Huyunu suyunu yeni yeni öğrendiğimiz ve alışmaya çalıştığımız buralarda "birlikten kuvvet doğar" felsefesi hayatımızda önemli yer tutuyor. Türklerin burada yıllarca gettolaşmasını bir yerde anlıyoruz bu şekilde. Birbirinden gereksiz onyüzbinmilyon bürokratik işi arkamızda bırakınca "Galiba üstesinden geliyoruz bu Erasmus'un be!" havalarına girdik. Buna rağmen tek başına sora sora Bağdat'ı bulmanın, ne bileyim tek başına banka işlemi vs halletmenin verdiği "Oldum ben" hissi de bambaşka...
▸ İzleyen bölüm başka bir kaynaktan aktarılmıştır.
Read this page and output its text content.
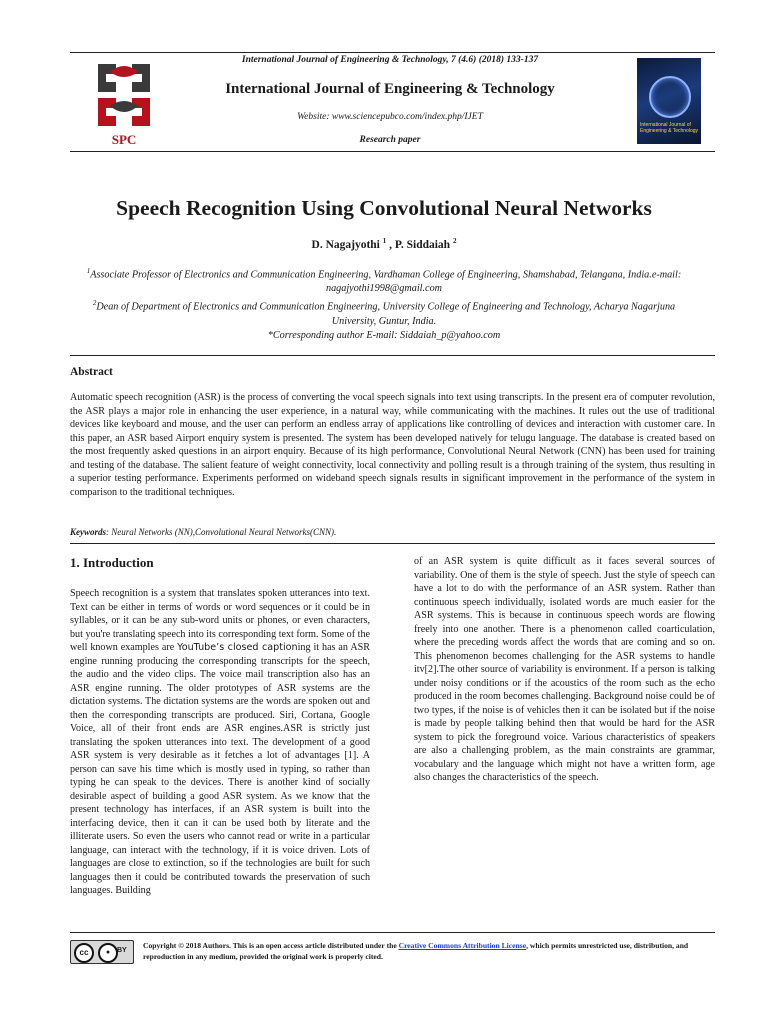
SPC
International Journal of Engineering & Technology, 7 (4.6) (2018) 133-137
International Journal of Engineering & Technology
Website: www.sciencepubco.com/index.php/IJET
Research paper
International Journal of Engineering & Technology
Speech Recognition Using Convolutional Neural Networks
D. Nagajyothi $^1$ , P. Siddaiah $^2$
$^1$Associate Professor of Electronics and Communication Engineering, Vardhaman College of Engineering, Shamshabad, Telangana, India.e-mail: nagajyothi1998@gmail.com
$^2$Dean of Department of Electronics and Communication Engineering, University College of Engineering and Technology, Acharya Nagarjuna University, Guntur, India.
*Corresponding author E-mail: Siddaiah_p@yahoo.com
Abstract
Automatic speech recognition (ASR) is the process of converting the vocal speech signals into text using transcripts. In the present era of computer revolution, the ASR plays a major role in enhancing the user experience, in a natural way, while communicating with the machines. It rules out the use of traditional devices like keyboard and mouse, and the user can perform an endless array of applications like controlling of devices and interaction with customer care. In this paper, an ASR based Airport enquiry system is presented. The system has been developed natively for telugu language. The database is created based on the most frequently asked questions in an airport enquiry. Because of its high performance, Convolutional Neural Network (CNN) has been used for training and testing of the database. The salient feature of weight connectivity, local connectivity and polling result is a through training of the system, thus resulting in a superior testing performance. Experiments performed on wideband speech signals results in significant improvement in the performance of the system in comparison to the traditional techniques.
Keywords: Neural Networks (NN),Convolutional Neural Networks(CNN).
1. Introduction
Speech recognition is a system that translates spoken utterances into text. Text can be either in terms of words or word sequences or it could be in syllables, or it can be any sub-word units or phones, or even characters, but you're translating speech into its corresponding text form. Some of the well known examples are YouTube’s closed captioning it has an ASR engine running producing the corresponding transcripts for the speech, the audio and the video clips. The voice mail transcription also has an ASR engine running. The older prototypes of ASR systems are the dictation systems. The dictation systems are the words are spoken out and then the corresponding transcripts are produced. Siri, Cortana, Google Voice, all of their front ends are ASR engines.ASR is strictly just translating the spoken utterances into text. The development of a good ASR system is very desirable as it fetches a lot of advantages [1]. A person can save his time which is mostly used in typing, so rather than typing he can speak to the devices. There is another kind of socially desirable aspect of building a good ASR system. As we know that the present technology has interfaces, if an ASR system is built into the interfacing device, then it can it can be used both by literate and the illiterate users. So even the users who cannot read or write in a particular language, can interact with the technology, if it is voice driven. Lots of languages are close to extinction, so if the technologies are built for such languages then it could be contributed towards the preservation of such languages. Building
of an ASR system is quite difficult as it faces several sources of variability. One of them is the style of speech. Just the style of speech can have a lot to do with the performance of an ASR system. Rather than continuous speech individually, isolated words are much easier for the ASR systems. This is because in continuous speech words are flowing freely into one another. There is a phenomenon called coarticulation, where the preceding words affect the words that are coming and so on. This phenomenon becomes challenging for the ASR systems to handle itv[2].The other source of variability is environment. If a person is talking under noisy conditions or if the acoustics of the room such as the echo produced in the room becomes challenging. Background noise could be of two types, if the noise is of vehicles then it can be isolated but if the noise is made by people talking behind then that would be hard for the ASR system to pick the foreground voice. Various characteristics of speakers are also a challenging problem, as the main constraints are grammar, vocabulary and the language which might not have a written form, age also changes the characteristics of the speech.
cc	● BY
Copyright © 2018 Authors. This is an open access article distributed under the Creative Commons Attribution License, which permits unrestricted use, distribution, and reproduction in any medium, provided the original work is properly cited.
Aslında yazmak istediklerimle direk alakalı olmadı bu giriş ama yine de ucundan bağlanır diye yazmadan edemedim. Burada esas anlatmak istediğim farklı farklı insanlari tanıdıkça yaşam ve yaşanmışlıklar üzerine düşünmekte olduğum... Bu düşüncelerin başlangıcına gidersek; geçen gün derste 2 Polonyalı, 1 Danimarkalı ve bir Türk olaraktan "geçmiş nedir, tarih nedir, toplumsal hafıza nasıl oluşur" konuları etrafında grup çalışması yapıyorduk. Cevap bekleyen sorulardan biri; "Hiç tarihi önemi olan bir olaya tanıklık ettiniz mi?" idi. Politikadan cevap vermemeyi seçtik bilinçsiz bir şekilde, zaten şimdi Türkiye'de her gün tanıklık ettiklerimi´zi anlatsam roman olurdu. Ben 1999 Depremi'ni söyledim, Polonyalılar da son Polonyalı Papa'nin cenazesini söyledi. Danimarkalı kızsa kitlendi kaldı ve sonunda "sanırım ben ülkemde tarihi/toplumsal önemi olan hiçbir şey yaşamadım" diyebildi...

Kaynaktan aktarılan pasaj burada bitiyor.